Qigong’s origins lie in the preliterate society of China some 5000 years ago. It is said to be the root of all Chinese medicine as well as the basic method through which the subtle energy body was first observed and mapped, leading to the the system of meridians and points used by acupuncturists and bodyworkers. The earliest recorded Qigong is the practice of imitating the sound and movement of animals, such as the deer or bear, to develop the special powers perfected in each animal.
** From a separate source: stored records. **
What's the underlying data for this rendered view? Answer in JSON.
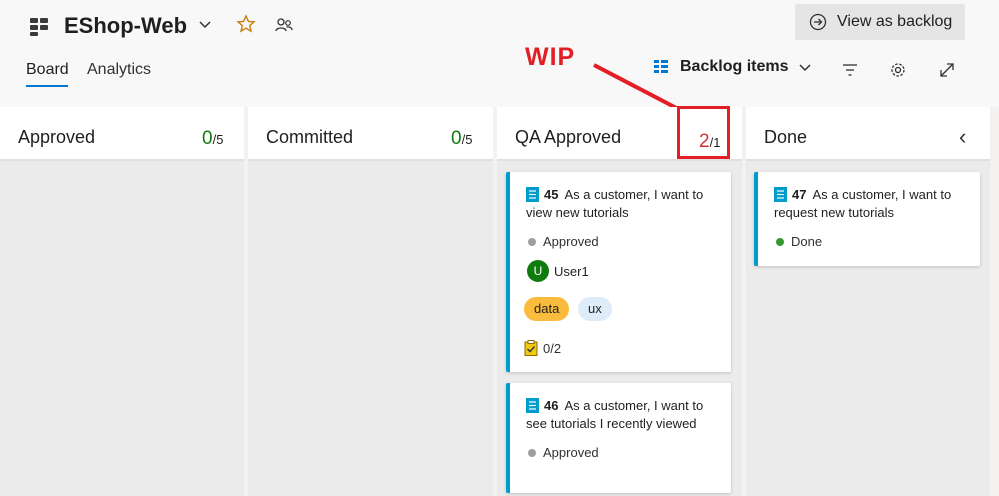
{
  "header": {
    "project_name": "EShop-Web",
    "view_backlog_label": "View as backlog",
    "tabs": [
      {
        "label": "Board",
        "active": true
      },
      {
        "label": "Analytics",
        "active": false
      }
    ],
    "backlog_selector": "Backlog items",
    "icons": [
      "boards-icon",
      "chevron-down-icon",
      "favorite-star-icon",
      "team-icon",
      "filter-icon",
      "settings-gear-icon",
      "fullscreen-icon"
    ]
  },
  "annotation": {
    "label": "WIP",
    "color": "#e21f26"
  },
  "columns": [
    {
      "title": "Approved",
      "count": "0",
      "limit": "/5",
      "count_color": "#107c10"
    },
    {
      "title": "Committed",
      "count": "0",
      "limit": "/5",
      "count_color": "#107c10"
    },
    {
      "title": "QA Approved",
      "count": "2",
      "limit": "/1",
      "count_color": "#d13438"
    },
    {
      "title": "Done",
      "collapse": "‹"
    }
  ],
  "cards": [
    {
      "id": "45",
      "title": "As a customer, I want to view new tutorials",
      "state": "Approved",
      "state_color": "#a19f9d",
      "assignee": "User1",
      "avatar_initial": "U",
      "tags": [
        "data",
        "ux"
      ],
      "tasks": "0/2"
    },
    {
      "id": "46",
      "title": "As a customer, I want to see tutorials I recently viewed",
      "state": "Approved",
      "state_color": "#a19f9d"
    },
    {
      "id": "47",
      "title": "As a customer, I want to request new tutorials",
      "state": "Done",
      "state_color": "#339933"
    }
  ],
  "colors": {
    "accent": "#0078d4",
    "card_border": "#009ccc",
    "tag_data": "#fbbc3d",
    "tag_ux": "#deecf9"
  }
}
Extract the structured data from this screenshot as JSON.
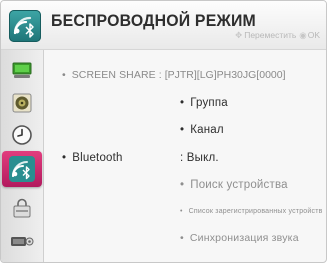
{
  "header": {
    "title": "БЕСПРОВОДНОЙ РЕЖИМ",
    "hint_move": "Переместить",
    "hint_ok": "OK"
  },
  "sidebar": {
    "items": [
      {
        "icon": "display-icon",
        "active": false
      },
      {
        "icon": "speaker-icon",
        "active": false
      },
      {
        "icon": "clock-icon",
        "active": false
      },
      {
        "icon": "wireless-icon",
        "active": true
      },
      {
        "icon": "lock-icon",
        "active": false
      },
      {
        "icon": "support-icon",
        "active": false
      }
    ]
  },
  "main": {
    "screen_share": {
      "label": "SCREEN SHARE :",
      "value": "[PJTR][LG]PH30JG[0000]"
    },
    "options": {
      "group": "Группа",
      "channel": "Канал"
    },
    "bluetooth": {
      "label": "Bluetooth",
      "value": ": Выкл."
    },
    "bluetooth_options": {
      "search": "Поиск устройства",
      "registered": "Список зарегистрированных устройств",
      "sync": "Синхронизация звука"
    }
  },
  "colors": {
    "accent_active": "#c8246a",
    "header_logo": "#2b8c8e",
    "text_dark": "#2e2e2e",
    "text_dim": "#8f8f8f"
  }
}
Qigong differs from most western trainings in its emphasis on relaxation and not-trying as key methods. Yet within the field of Qigong there are many and varied styles ranging from the sitting and meditative through to the exuberant and martial. It is the subject of extensive research in China and is fast gaining ground in the west both as a method of health maintenance and as a path of personal spiritual growth.
Hua Gong Style
Qigong Southwest promotes the Dao Hua Qigong style. Hua Gong, as it is more commonly known, has been developed by Zhixing Wang and his wife Zhendi Wang who both received teachings from Master Zhang Hong Bao and later Master Shi Song in China. Initiated and inspired, they have devoted themselves to the practice ever since.
Hua Gong is a result of the visions and experiences of their Qigong practice, and the integration of Chinese Qigong into Western society.
Hua means transformation, purification, integration, and liberation. Hua is a rather poetic term that contains a sense of beauty in itself. A butterfly coming out of a cocoon is an illustration of the Hua. The following images are also good illustrations of the Hua concept: bees produce honey from hundreds of flowers; mountain snow melts in early spring; morning mist dissipates in sunlight; bright moon merges through clouds; an eagle flies freely in the air.
Hua Gong focuses on health and healing, artistic creativity, and the spiritual aspects of Qigong practice. It is simple to learn, yet rich enough to become a lifelong practice.